Six blockbusters are fighting for everyone's attention this summer. Here's a way to turn that into engagement inside your app: a personality quiz — "Which 2026 Summer Blockbuster Is Your Vibe?" — built entirely by describing it to GoodBarber's AI Extension Builder. One prompt in, one shippable section out. This article gives you the whole thing: what the quiz does, why the format works so well for content apps, and the exact prompt we used — written so you can steal it, reskin it, and make it yours.
The quiz
It opens on a bold intro screen: six color-coded mood tiles — original colors and icons, no posters, no studio artwork — and one promise: 6 blockbusters are in theaters this summer — 7 quick questions to find yours.
Then seven questions, and none of them are about movies. That's the secret of a personality quiz: it asks about you. "It's Friday night — what's the plan?" "Pick your summer soundtrack." Four tappable answers each, a progress bar, smooth transitions, a short "calculating your vibe…" beat — and the reveal: your movie, your persona ("The Explorer," "The Trendsetter," "The Big Kid"…), a personalized description in that movie's accent color, plus a runner-up line, because everyone is a little bit of two things.
Two buttons close the loop. Share copies a ready-made line to the clipboard — "I got Project Hail Mary — The Explorer! Which 2026 summer blockbuster is your vibe? 🎬" — and Retake, because half the fun is answering as your best friend.
Why this format earns its spot in your app

Personality quizzes are the workhorse of pop-culture publishing for a reason. They're instantly understood, weirdly irresistible, and built to be shared — a result card is a screenshot waiting to happen, and every share is your app traveling to someone new.
And because it's a section inside your app — not an embed from some quiz website — it inherits everything your app already has: your design system, your navigation, your audience. The engagement happens in your product, not on someone else's.
The prompt — steal it
There isn't a line of code behind this quiz: just a written brief, handed to the AI Extension Builder. Here it is — long on purpose (the flow, the rules, the guarantees), lightly reformatted for reading:
If you adapt it, four parts are doing most of the work — keep them:
1. Ask for guarantees, not just features. The brief never explains how to code the scoring. It states what must always be true: a fixed tie-break order so there's never a blank result, every one of the six outcomes genuinely reachable, rapid taps can't break the flow. Describe the invariants; the builder writes the code.
2. State the flow, screen by screen. Intro, questions, reveal, result: the prompt names each screen and what it must contain. You're not writing code — you're writing the storyboard, and the builder builds to it.
3. Make it screenshot-ready by design. "Clean, screenshot-friendly result card" is an instruction, not an accident. If you want shares, ask for shareability.
4. Encode the legal rules. Real titles, referenced editorially — and an explicit ban on logos, posters, stills, and character art. All visuals original. The prompt is where "fan-editorial, not infringement" gets enforced.
Full disclosure: Claude helped me get my ideas in order and write this prompt. Feel free to do the same — describing what you want turns out to be something AI is great at, too.
Make it yours
The movies are seasonal; the machine is not. Swap six blockbusters for six travel destinations, six recipes, six workout styles, six wines, six neighborhoods — the mechanics (mood questions, weighted answers, reveal, share) don't change, and neither does the prompt's skeleton. That's what prompt-to-section changes for editorial formats: they become something you spin up for a moment, not something you plan a quarter around. A quiz for the summer releases. Another for awards season. Retired when the moment passes, regenerated when the next one arrives.
One tip if you go seasonal: write the six outcomes first — persona name, two-line vibe, accent color — before touching the questions. The questions are easy once the personas are sharp; six sharp personas are the whole quiz.
Go further
- Can a no-code app builder make Flappy Bird? I tried — the wilder cousin of this build.

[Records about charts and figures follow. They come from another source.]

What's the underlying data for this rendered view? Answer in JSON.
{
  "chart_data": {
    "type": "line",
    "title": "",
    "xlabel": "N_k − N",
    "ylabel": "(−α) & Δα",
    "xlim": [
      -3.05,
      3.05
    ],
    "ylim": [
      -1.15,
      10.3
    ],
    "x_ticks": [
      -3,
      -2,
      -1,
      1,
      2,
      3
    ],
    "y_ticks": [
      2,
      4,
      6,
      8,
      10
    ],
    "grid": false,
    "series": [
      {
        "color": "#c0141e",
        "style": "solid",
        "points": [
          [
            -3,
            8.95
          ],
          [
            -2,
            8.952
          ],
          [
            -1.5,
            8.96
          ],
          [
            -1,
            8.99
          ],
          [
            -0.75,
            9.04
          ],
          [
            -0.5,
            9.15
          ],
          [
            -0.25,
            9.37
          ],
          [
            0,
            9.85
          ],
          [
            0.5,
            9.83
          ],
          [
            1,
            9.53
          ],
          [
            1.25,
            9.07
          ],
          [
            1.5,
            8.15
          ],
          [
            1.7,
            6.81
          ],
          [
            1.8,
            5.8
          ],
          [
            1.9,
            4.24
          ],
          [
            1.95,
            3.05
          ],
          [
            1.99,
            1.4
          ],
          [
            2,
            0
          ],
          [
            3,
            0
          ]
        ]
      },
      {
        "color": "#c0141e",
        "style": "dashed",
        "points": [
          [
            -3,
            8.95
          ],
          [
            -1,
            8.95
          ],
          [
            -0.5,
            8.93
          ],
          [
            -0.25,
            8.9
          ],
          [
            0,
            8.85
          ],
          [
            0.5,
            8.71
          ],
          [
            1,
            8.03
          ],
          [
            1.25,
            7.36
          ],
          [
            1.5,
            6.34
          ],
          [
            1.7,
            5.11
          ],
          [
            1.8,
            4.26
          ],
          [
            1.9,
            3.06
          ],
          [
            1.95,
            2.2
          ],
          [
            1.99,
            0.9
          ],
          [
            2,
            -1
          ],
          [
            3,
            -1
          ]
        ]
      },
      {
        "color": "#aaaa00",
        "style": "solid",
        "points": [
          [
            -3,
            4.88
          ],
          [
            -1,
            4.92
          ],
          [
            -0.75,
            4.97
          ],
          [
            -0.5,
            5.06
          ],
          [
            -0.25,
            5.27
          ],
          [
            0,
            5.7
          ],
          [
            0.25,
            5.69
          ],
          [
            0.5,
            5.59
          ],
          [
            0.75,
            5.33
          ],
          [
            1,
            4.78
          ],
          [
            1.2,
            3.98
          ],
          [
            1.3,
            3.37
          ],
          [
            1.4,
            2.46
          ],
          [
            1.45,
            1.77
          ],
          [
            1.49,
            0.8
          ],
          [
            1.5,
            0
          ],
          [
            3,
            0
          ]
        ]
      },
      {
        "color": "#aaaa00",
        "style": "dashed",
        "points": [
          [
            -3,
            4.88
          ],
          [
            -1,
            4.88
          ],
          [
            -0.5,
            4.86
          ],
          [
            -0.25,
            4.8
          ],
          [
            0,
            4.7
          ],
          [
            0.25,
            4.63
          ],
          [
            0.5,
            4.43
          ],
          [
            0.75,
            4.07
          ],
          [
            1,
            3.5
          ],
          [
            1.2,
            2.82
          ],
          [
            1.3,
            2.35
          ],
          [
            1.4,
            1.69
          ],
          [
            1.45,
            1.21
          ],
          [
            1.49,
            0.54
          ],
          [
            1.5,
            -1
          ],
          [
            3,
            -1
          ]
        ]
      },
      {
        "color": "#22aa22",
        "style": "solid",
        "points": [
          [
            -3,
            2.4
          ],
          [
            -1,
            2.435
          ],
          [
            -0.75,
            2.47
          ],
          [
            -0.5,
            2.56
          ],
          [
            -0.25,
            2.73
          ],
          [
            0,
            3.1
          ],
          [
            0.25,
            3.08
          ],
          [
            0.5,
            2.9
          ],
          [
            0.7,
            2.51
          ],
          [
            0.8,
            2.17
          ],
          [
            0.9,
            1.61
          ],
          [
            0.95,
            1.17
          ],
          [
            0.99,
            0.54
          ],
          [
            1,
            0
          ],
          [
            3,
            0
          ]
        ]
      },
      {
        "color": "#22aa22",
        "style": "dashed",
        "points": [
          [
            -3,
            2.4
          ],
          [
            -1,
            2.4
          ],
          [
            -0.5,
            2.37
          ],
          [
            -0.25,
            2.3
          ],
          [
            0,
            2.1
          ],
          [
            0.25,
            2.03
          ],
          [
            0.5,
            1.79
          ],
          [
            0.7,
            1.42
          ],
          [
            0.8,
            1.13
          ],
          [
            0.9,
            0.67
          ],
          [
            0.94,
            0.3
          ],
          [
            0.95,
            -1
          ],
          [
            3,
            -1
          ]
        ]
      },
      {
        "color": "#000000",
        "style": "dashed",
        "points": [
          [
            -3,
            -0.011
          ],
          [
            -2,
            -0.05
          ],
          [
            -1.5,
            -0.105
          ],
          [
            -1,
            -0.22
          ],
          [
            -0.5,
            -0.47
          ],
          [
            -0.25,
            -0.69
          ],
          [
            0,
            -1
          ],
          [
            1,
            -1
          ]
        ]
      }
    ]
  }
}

- We let an AI write code inside our no-code platform — generating it was the easy part — the engineering that makes generated sections safe to ship, on dev.to.
- The AI Extension Builder — build custom sections by describing them. In beta, open to everyone.
Your turn
Bring the Extension Builder the feature no catalog will ever offer you — a quiz for your niche, a calculator for your service, a countdown for your season. Describe it like you'd brief a colleague: the flow, the rules, the guarantees. If it can be described, it can be a section in your app by this afternoon.
In short
Do I need to code to build this quiz? No. Everything described here — flow, scoring, animations, share — came from the written brief above. Writing a good prompt is product thinking, not programming.
Can I reference real movie titles in my app? Editorial references — the way a magazine writes about this summer's releases — are standard fan-content practice, and the prompt bans everything beyond that: no logos, posters, stills or character art. For your specific case, check with your counsel — we're app builders, not your lawyers.
Will it match my app's look? The section is generated inside your app and themed with your colors — it lands in your design system, not next to it.